Scale Dimension Test At Extremes What It Reveals
Volume 1 item vs 1B items Algorithmic complexity limits
Speed Instant vs 1 year Async requirements, caching needs
Users 1 user vs 1B users Concurrency issues, resource limits
Duration Milliseconds vs years Memory leaks, state growth
Failure rate Never fails vs always fails Error handling adequacy

Process

  1. Pick dimension - What could vary extremely?
  2. Test minimum - What if 1000x smaller/faster/fewer?
  3. Test maximum - What if 1000x bigger/slower/more?
  4. Note what breaks - Where do limits appear?
  5. Note what survives - What's fundamentally sound?
  6. Design for reality - Use insights to validate architecture

Detailed Examples

Example 1: Error Handling

  • Normal scale: "Handle errors when they occur" works fine
  • At 1B scale: Error volume overwhelms logging, crashes system
  • Reveals: Need to make errors impossible (type systems) or expect them (chaos engineering)
  • Action: Design error handling for volume, not just occurrence

Example 2: Synchronous APIs

  • Normal scale: Direct function calls work, < 100ms latency
  • At global scale: Network latency makes synchronous unusable (200-500ms)
  • Reveals: Async/messaging becomes survival requirement, not optimization
  • Action: Design async-first from start

Example 3: In-Memory State

  • Normal duration: Works for hours/days in development
  • At years: Memory grows unbounded, eventual crash (weeks → months → years)
  • Reveals: Need persistence or periodic cleanup, can't rely on memory forever
  • Action: Design for stateless or externalized state

Example 4: Single vs Million Users

  • Normal scale: Session in memory works for 100 users
  • At 1M scale: Memory exhausted, server crashes
  • Reveals: Need distributed session store (Redis, database)
  • Action: Design for horizontal scaling from start

Both Directions Matter

Test smaller too:

  • What if only 1 user? Does complexity make sense?
  • What if only 10 items? Is optimization premature?
  • What if instant response? What becomes unnecessary?
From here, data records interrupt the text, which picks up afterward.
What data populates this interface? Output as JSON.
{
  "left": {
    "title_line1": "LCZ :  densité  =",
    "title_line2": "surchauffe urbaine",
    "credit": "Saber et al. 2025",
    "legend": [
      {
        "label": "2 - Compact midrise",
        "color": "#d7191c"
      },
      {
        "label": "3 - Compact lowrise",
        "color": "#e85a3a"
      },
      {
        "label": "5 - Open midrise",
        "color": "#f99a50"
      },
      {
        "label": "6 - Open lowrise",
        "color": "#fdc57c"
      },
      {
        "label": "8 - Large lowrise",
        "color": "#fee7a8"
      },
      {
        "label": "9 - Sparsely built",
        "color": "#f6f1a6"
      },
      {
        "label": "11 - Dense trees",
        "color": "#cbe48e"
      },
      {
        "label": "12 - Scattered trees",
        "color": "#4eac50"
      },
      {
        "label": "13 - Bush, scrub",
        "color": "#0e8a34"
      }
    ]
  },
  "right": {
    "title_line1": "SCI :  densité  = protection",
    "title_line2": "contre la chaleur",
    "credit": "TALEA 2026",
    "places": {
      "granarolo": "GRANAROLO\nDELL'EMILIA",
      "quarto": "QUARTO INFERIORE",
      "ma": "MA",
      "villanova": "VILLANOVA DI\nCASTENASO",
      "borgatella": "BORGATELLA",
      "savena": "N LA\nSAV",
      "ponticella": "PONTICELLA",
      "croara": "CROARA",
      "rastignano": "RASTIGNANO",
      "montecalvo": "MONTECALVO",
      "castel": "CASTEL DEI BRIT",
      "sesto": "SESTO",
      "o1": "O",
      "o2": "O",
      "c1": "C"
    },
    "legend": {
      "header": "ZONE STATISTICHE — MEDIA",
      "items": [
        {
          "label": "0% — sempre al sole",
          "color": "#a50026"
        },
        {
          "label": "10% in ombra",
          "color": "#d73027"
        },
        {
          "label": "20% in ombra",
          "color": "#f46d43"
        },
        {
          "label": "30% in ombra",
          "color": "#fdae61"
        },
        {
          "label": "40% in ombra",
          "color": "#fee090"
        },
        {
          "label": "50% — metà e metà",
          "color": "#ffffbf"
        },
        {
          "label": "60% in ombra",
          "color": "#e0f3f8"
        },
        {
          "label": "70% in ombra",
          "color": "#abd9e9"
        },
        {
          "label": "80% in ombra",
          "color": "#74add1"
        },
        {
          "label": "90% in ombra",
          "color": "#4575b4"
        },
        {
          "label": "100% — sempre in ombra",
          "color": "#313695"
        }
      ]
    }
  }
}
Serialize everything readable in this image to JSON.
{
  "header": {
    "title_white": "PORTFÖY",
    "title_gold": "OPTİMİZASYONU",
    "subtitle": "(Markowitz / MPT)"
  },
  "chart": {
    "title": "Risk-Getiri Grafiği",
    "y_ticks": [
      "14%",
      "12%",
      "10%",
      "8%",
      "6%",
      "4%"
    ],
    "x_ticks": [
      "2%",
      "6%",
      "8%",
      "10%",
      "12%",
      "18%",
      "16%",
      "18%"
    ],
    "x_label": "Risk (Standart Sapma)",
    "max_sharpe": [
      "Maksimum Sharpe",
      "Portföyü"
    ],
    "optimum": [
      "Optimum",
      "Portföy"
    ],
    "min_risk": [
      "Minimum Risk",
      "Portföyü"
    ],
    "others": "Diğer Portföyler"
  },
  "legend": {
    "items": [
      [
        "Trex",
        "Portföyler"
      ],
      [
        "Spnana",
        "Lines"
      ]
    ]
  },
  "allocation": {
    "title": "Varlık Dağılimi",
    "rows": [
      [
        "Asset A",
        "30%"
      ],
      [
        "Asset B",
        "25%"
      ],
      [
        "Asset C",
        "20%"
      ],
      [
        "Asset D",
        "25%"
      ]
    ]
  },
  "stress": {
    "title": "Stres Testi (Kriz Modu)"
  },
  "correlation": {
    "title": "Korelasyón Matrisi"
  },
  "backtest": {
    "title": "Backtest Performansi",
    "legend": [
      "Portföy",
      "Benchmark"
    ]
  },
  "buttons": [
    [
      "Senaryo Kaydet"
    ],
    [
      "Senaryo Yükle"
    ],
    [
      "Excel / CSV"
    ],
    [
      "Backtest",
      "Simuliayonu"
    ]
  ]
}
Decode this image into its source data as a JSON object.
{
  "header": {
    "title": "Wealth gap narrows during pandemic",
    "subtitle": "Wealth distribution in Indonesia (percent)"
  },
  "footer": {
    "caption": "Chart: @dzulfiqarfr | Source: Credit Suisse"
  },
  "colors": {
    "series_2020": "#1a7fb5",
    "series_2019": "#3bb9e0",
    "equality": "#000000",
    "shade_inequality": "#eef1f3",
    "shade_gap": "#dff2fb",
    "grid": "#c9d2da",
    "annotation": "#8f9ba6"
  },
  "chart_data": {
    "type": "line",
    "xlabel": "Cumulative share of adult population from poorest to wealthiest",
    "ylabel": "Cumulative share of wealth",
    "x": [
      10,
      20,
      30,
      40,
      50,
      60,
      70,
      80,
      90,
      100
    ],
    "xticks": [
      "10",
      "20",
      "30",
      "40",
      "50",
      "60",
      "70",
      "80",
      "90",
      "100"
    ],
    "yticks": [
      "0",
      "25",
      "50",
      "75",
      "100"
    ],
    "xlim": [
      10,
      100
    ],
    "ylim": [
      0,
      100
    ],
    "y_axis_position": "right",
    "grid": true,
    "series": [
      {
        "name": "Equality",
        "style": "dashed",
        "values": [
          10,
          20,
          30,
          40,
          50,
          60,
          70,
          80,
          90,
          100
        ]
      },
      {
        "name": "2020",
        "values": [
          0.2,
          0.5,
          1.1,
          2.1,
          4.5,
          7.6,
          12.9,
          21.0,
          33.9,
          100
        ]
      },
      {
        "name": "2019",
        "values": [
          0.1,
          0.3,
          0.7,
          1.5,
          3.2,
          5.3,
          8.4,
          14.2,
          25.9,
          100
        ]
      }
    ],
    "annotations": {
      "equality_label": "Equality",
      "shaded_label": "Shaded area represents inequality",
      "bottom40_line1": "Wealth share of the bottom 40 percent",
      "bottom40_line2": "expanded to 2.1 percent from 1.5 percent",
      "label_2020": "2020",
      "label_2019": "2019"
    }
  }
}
Often reveals over-engineering or premature optimization.

Red Flags

You need scale game when:

  • "It works in dev" (but will it work in production?)
  • No idea where limits are
  • "Should scale fine" (without evidence)
  • Surprised by production behavior
  • Architecture feels arbitrary

Success Metrics

After scale game, you should know:

  • Where system breaks (exact limits)
  • What survives (fundamentally sound parts)
  • What needs redesign (scale-dependent)
  • Production readiness (validated architecture)

Remember

  • Extremes reveal fundamentals hidden at normal scales
  • What works at one scale fails at another
  • Test BOTH directions (bigger AND smaller)
  • Use insights to validate architecture early
  • Don't guess - test at extremes